Manufacturers generally keep a rolling audio buffer of a few seconds on-device so that when the wake word is detected, the assistant can capture the moment just before it (this is why "Alexa, what did you just say" style corrections work). That buffer is designed to be ephemeral and overwritten continuously. It is also, structurally, exactly the kind of local cache that shows up in forensic device extractions and in vulnerability research on smart speaker firmware.

Third-Party Skills and Actions Widen the Trust Boundary

Voice assistant platforms support third-party integrations (Alexa Skills, Google Actions) built by developers who are not Amazon or Google. Academic research, including a widely cited 2021 study from Ruhr University Bochum and North Carolina State University, found that a meaningful share of published Skills and Actions had ambiguous or inconsistent privacy policies, and that the certification process for these integrations does not verify runtime behavior after approval. A malicious or careless Skill can request permissions, phrase prompts to sound like the assistant is still listening after it should have stopped ("voice squatting"), or silently log more than it needs to.

Control	What it actually limits
Hardware mute switch	Cuts microphone power. Reliable, but only covers the moment it's engaged.
Voice recording auto-delete	Limits retention window in the cloud. Does not stop initial capture or short-term local buffering.
Opt out of human review	Removes your audio from contractor grading pools. Does not affect automated processing.
Skill/Action permission review	Limits what a specific integration can request. Does not audit what it does after approval.

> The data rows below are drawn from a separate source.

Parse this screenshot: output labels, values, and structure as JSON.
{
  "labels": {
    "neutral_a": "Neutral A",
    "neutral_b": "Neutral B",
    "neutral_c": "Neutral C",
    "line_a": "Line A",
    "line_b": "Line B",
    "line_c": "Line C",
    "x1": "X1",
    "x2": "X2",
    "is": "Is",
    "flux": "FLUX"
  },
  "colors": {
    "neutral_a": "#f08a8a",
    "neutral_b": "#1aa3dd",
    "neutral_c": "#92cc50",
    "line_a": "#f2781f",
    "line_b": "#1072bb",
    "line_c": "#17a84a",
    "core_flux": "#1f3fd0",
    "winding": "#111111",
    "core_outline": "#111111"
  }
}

Reducing the Actual Exposure

If you use a smart speaker and want to keep the convenience while cutting real exposure, a few changes do most of the work. Turn off human review of voice recordings in the account privacy settings (all three major platforms let you do this without disabling the assistant). Set auto-delete to the shortest available window rather than the default. Physically mute the device during conversations you would not want transcribed, since the mute switch is one of the few controls that is enforced in hardware rather than policy. Review installed Skills and Actions periodically and remove ones you don't actively use, since an unused integration is exposure with no offsetting benefit. And place the device somewhere your most sensitive conversations don't happen near it, which sounds obvious but is the single most effective control and the one people skip.

The privacy question with voice assistants was never really "is it recording me." It's "who gets to listen later, for how long, and under what conditions does that quietly change."

The Trade-Off Doesn't Fully Go Away

None of this makes a smart speaker as private as a device with no always-on microphone. The core design (a local model deciding, in real time, whether to start streaming your audio to a company's servers) means some amount of trust in that decision boundary is unavoidable if you use the product. What's changed since 2019 is that the controls to limit downstream retention and human review are real, documented, and worth actually configuring instead of accepting the defaults, which are optimized for the company's model training pipeline, not for your exposure.

Haven doesn't have a voice assistant and isn't trying to compete with one. The relevant lesson carries over to any always-on service you invite into your home: read what "processed locally" actually promises, and check the retention settings instead of trusting the marketing page.